10 septembre 2018 à 21 h 18 min

Selon une analyse réalisée par l’Institut national français des études démographiques (Ined), l’Algérie figurerait parmi les 15 pays qui fournissent le plus de migrants au monde.

Pour l’Aida (Association internationale de la diaspora algérienne) basée à Londres, les Algériens ou personnes d’origine algérienne vivant à l’étranger en 2018 seraient au nombre de 7 millions d’individus, voire plus !

Combien sont-ils, ces immigrés ?

Rien qu’en France, ils seraient plus de 5 millions ! En Amérique du Nord, ils se situeraient entre 120 000 et 140 000 (110 000 au Canada, 30 000 aux USA et 2000 au Mexique). Dans les pays arabes, ils seraient quelques milliers et en Afrique plusieurs centaines.

Mais qui sont ces immigrés ?

La première vague de migration algérienne a débuté en 1905. La main-d’œuvre qui la compose travaille essentiellement dans les raffineries et huileries de Marseille, ou comme dockers sur les navires. Puis, des centaines d’Algériens sont embauchés dans les mines et les usines du Nord et du Pas-de-Calais, les industries de Clermont-Ferrand et Paris. Dès 1912, on parle d’un véritable mouvement migratoire de 4000 à 5000 Algériens qui s’accélère dès 1913, grâce à la suppression du permis de voyage qui était alors requis pour les Algériens en France.
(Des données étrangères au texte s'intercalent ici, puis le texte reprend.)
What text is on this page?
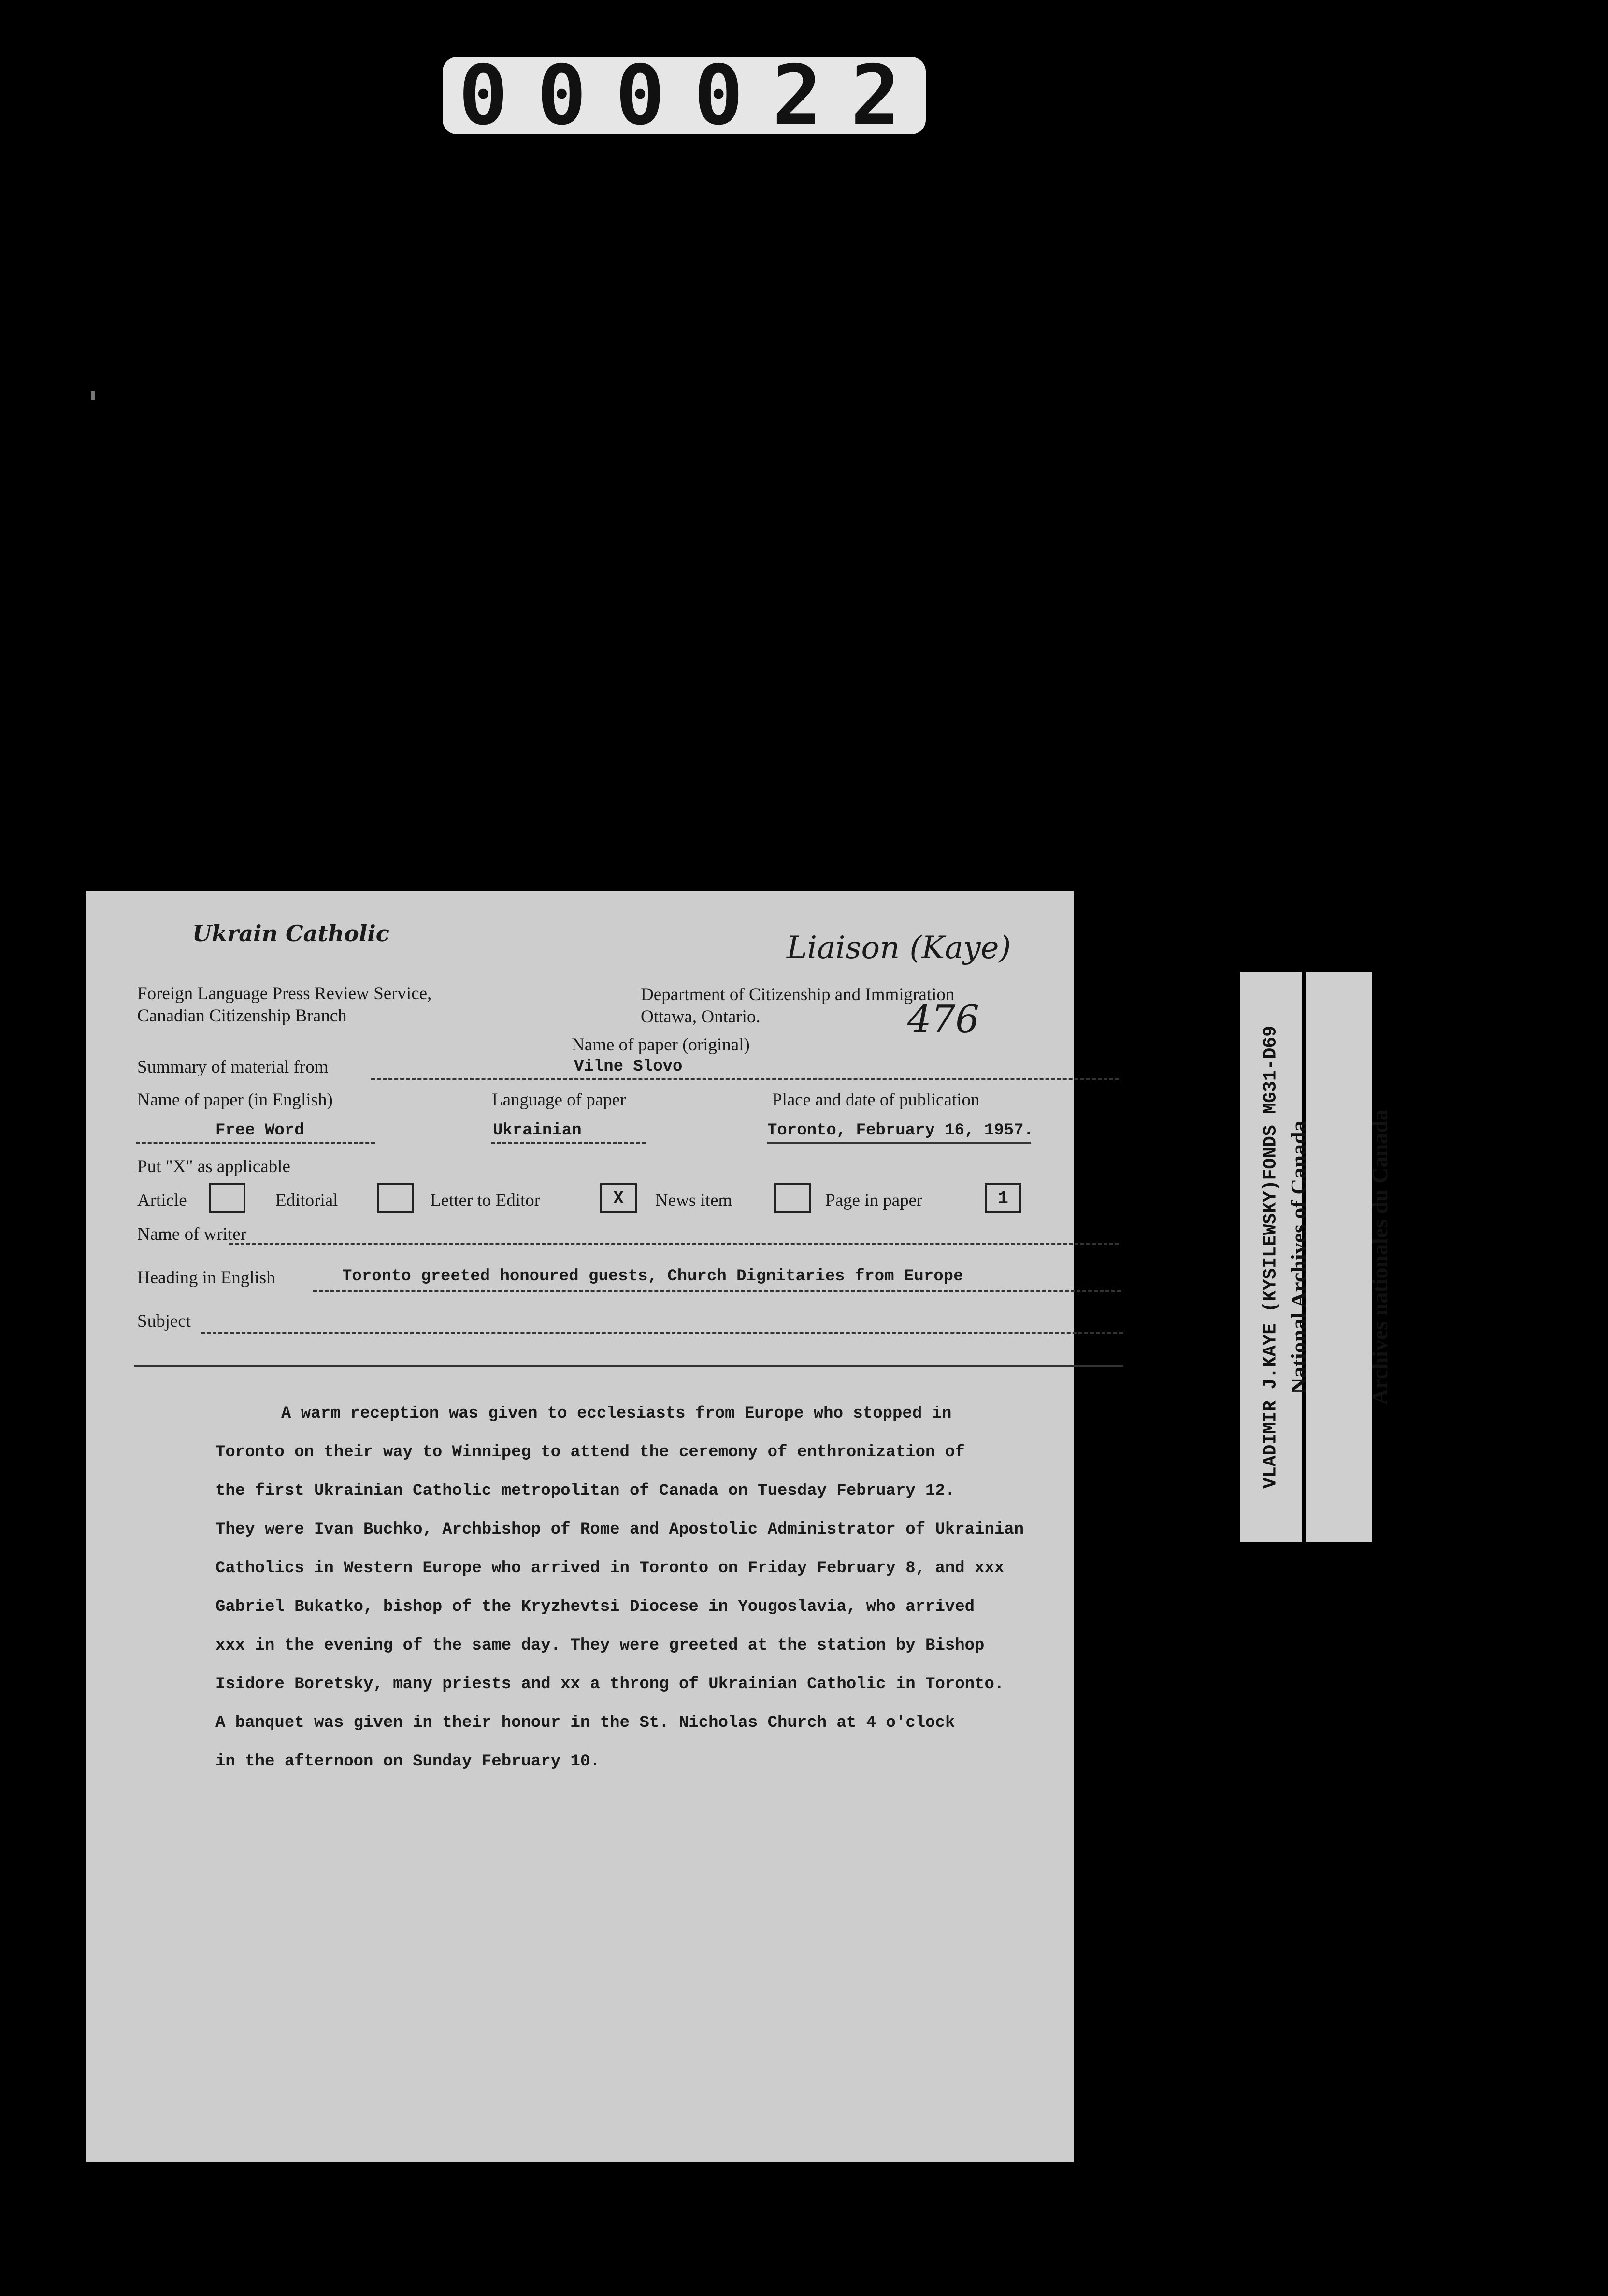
000022
Ukrain Catholic	Liaison (Kaye)
476
Foreign Language Press Review Service,
Canadian Citizenship Branch
Department of Citizenship and Immigration
Ottawa, Ontario.
Name of paper (original)
Summary of material from	Vilne Slovo
Name of paper (in English)	Language of paper	Place and date of publication
Free Word	Ukrainian	Toronto, February 16, 1957.
Put "X" as applicable
Article	Editorial	Letter to Editor	X	News item	Page in paper	1
Name of writer
Heading in English	Toronto greeted honoured guests, Church Dignitaries from Europe
Subject
A warm reception was given to ecclesiasts from Europe who stopped in
Toronto on their way to Winnipeg to attend the ceremony of enthronization of
the first Ukrainian Catholic metropolitan of Canada on Tuesday February 12.
They were Ivan Buchko, Archbishop of Rome and Apostolic Administrator of Ukrainian
Catholics in Western Europe who arrived in Toronto on Friday February 8, and xxx
Gabriel Bukatko, bishop of the Kryzhevtsi Diocese in Yougoslavia, who arrived
xxx in the evening of the same day. They were greeted at the station by Bishop
Isidore Boretsky, many priests and xx a throng of Ukrainian Catholic in Toronto.
A banquet was given in their honour in the St. Nicholas Church at 4 o'clock
in the afternoon on Sunday February 10.
VLADIMIR J.KAYE (KYSILEWSKY)FONDS MG31-D69

National Archives of Canada

	Archives nationales du Canada
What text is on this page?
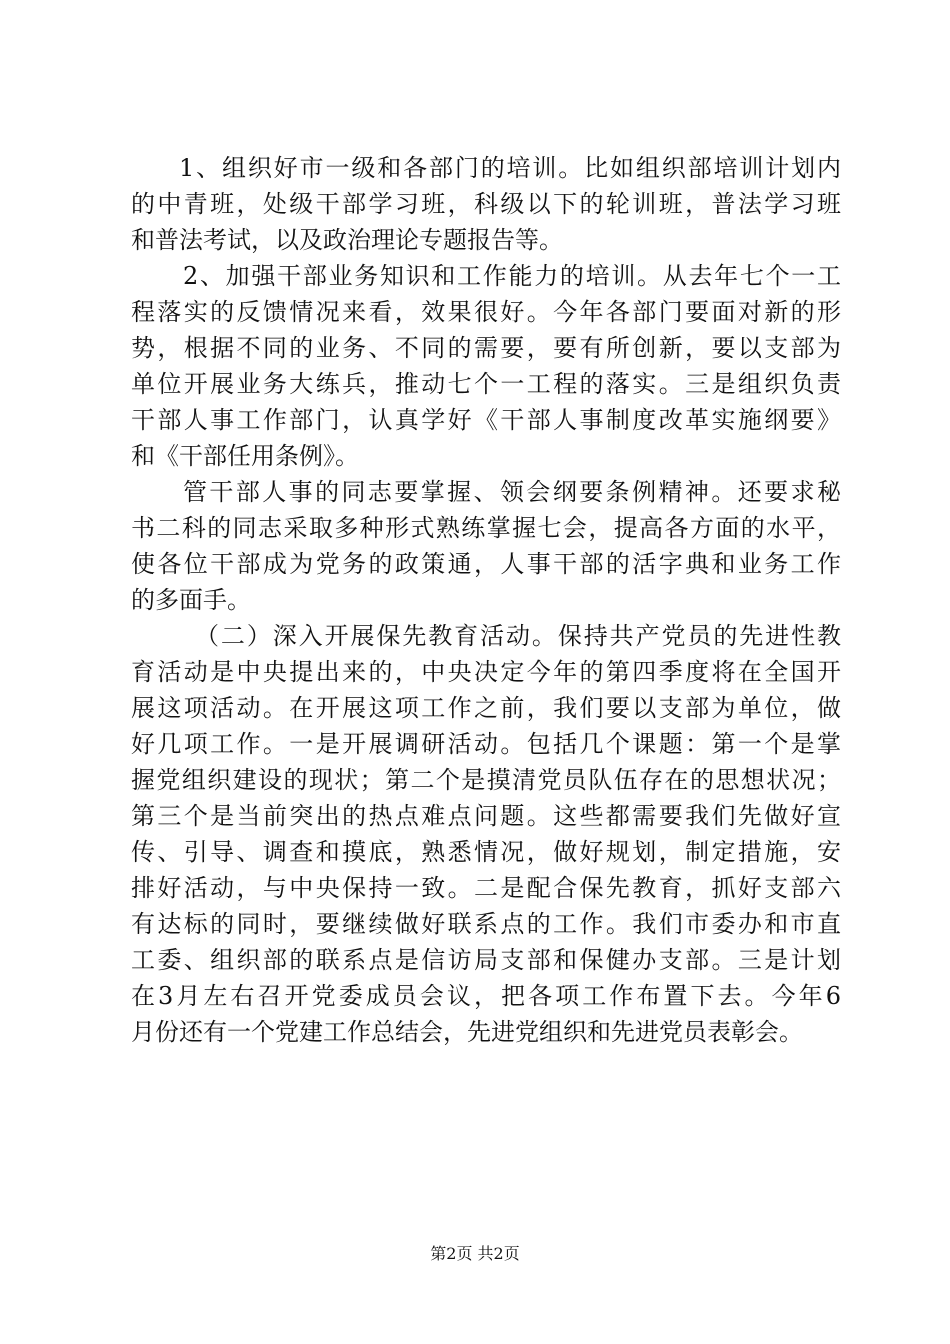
1、组织好市一级和各部门的培训。比如组织部培训计划内
的中青班，处级干部学习班，科级以下的轮训班，普法学习班
和普法考试，以及政治理论专题报告等。
2、加强干部业务知识和工作能力的培训。从去年七个一工
程落实的反馈情况来看，效果很好。今年各部门要面对新的形
势，根据不同的业务、不同的需要，要有所创新，要以支部为
单位开展业务大练兵，推动七个一工程的落实。三是组织负责
干部人事工作部门，认真学好《干部人事制度改革实施纲要》
和《干部任用条例》。
管干部人事的同志要掌握、领会纲要条例精神。还要求秘
书二科的同志采取多种形式熟练掌握七会，提高各方面的水平，
使各位干部成为党务的政策通，人事干部的活字典和业务工作
的多面手。
（二）深入开展保先教育活动。保持共产党员的先进性教
育活动是中央提出来的，中央决定今年的第四季度将在全国开
展这项活动。在开展这项工作之前，我们要以支部为单位，做
好几项工作。一是开展调研活动。包括几个课题：第一个是掌
握党组织建设的现状；第二个是摸清党员队伍存在的思想状况；
第三个是当前突出的热点难点问题。这些都需要我们先做好宣
传、引导、调查和摸底，熟悉情况，做好规划，制定措施，安
排好活动，与中央保持一致。二是配合保先教育，抓好支部六
有达标的同时，要继续做好联系点的工作。我们市委办和市直
工委、组织部的联系点是信访局支部和保健办支部。三是计划
在3月左右召开党委成员会议，把各项工作布置下去。今年6
月份还有一个党建工作总结会，先进党组织和先进党员表彰会。
第2页 共2页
La seconde vague migratoire est composée globalement de 80 000 travailleurs et 175 000 soldats venus d’Algérie dans le cadre de la Première Guerre mondiale. Ceux qui ne sont pas sur le front sont employés dans la production d’armement, le génie, l’aéronautique, les transports et les mines.

La troisième vague débute en 1920 avec une composante kabyle qui reste importante, avec la migration des habitants du Nord-Ouest oranais qui commence à gagner du terrain.

La quatrième vague débute avec la fin de la Seconde Guerre mondiale, après 1945 où les Algériens occupent des emplois dans les domaines de la reconstruction de la France et de la relance économique, dans les mines, la sidérurgie, l’industrie et le bâtiment.

La cinquième vague commence avec la guerre de Libération nationale (1954-1962). Le GPRA est formé, le FLN prend le contrôle de l’émigration qui participe au combat libérateur et à l’effort de guerre.

Peut-on pour autant parler de diaspora ?

Nous sommes en 2018, et cette population qui ne cesse de croître se décuple en générations voyageant, étudiant, commerçant et s’établissant dans les cinq continents. Ces Algériens-là sont visibles et font étalage de leur amour du pays à chaque occasion et à chaque match de l’équipe nationale de football où ils déploient l’emblème national, une manière comme une autre de manifester leur présence et de se rappeler au bon souvenir de leurs gouvernants nationaux.

Les personnalités publiques françaises d’origine algérienne qui n’ont de cesse d’affirmer leur appartenance à l’Algérie, sans pour autant que cela profite au pays, faute de diaspora influente ont pour noms Isabelle Adjani, Leïla Bekhti, Shéryfa Luna, Smaïn, Rachid Taha, Rachid Bouchareb, Zinédine Zidane, Brahim Asloun et beaucoup d’autres qui appartiennent au monde de la culture et du sport. Ou encore Fadéla Amara, Leîla Aïchi, Kader Arif, Azouz Begag, Nora Berra, Malika Benarab-Attou, Yamina Benguigui, Malek Boutih, Samia Ghali, Bariza Khiari, Tokia Saïfi, Karim Zeribi qui appartiennent au monde de la politique. On peut même ajouter à cette liste qui n’est pas exhaustive Rachida Dati, dont la mère était d’origine algérienne !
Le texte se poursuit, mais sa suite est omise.